PVR Inox has been aggressively expanding in South India, where 40% of its total 1,761 screens are located, including a strong presence in Karnataka. The company views this region as a growth engine, underpinned by higher occupancy rates than the national average and a growing movie-going culture.

PVR Inox plans to add about 200 screens across India over the next two years, with 40% of new screens continuing to come from the southern states, including Karnataka. The new price regime threatens to undermine this expansion strategy by putting pressure on ticket revenues in a key market.

The government has allowed a 15-day period for public feedback on the proposed pricing cap, signalling that stakeholder engagement is underway. Meanwhile, industry voices including multiplex associations have expressed apprehension, arguing that the ₹200 ceiling is insufficient to maintain the financial sustainability of theatres, particularly premium multiplexes. Moreover, there is some concern about the possibility of unofficial ticket price hikes or a black market emerging if the cap is strictly enforced.

In comparison, Tamil Nadu has a ticket price cap at ₹150, but it excludes taxes and service charges and allows some flexibility through dynamic pricing, which Karnataka’s draft does not seem to accommodate.

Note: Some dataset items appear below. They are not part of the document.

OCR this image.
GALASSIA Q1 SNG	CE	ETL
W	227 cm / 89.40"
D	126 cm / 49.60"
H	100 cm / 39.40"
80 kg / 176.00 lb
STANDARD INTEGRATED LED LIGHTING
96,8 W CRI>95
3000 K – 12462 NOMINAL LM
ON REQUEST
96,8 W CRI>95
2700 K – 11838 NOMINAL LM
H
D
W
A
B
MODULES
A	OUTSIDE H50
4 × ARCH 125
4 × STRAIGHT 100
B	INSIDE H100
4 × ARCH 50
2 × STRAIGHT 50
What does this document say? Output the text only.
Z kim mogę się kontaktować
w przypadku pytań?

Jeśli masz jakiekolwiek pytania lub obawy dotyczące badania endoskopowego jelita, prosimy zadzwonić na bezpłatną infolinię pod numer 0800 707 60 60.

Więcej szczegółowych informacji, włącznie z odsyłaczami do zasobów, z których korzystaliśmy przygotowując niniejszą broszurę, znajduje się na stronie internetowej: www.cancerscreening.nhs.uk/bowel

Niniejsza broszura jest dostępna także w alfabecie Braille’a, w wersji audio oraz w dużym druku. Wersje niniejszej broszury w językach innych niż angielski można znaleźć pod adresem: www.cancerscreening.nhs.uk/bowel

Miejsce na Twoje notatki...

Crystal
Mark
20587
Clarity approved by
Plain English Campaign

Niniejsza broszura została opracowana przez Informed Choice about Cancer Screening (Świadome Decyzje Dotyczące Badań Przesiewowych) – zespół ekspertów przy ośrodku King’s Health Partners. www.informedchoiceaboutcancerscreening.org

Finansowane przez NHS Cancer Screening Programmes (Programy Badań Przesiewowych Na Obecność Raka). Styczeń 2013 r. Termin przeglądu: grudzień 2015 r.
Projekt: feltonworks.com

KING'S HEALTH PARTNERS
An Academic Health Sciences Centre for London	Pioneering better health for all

With Karnataka accounting for nearly 10% of overall box office collections and 8% of Hindi film revenues for PVR Inox, the ticket price cap represents a critical development that could have a ripple effect on the company’s revenues and expansion plans in the southern region. Investors and market watchers will be closely monitoring PVR INOX’s share performance and the company’s official response in the days ahead.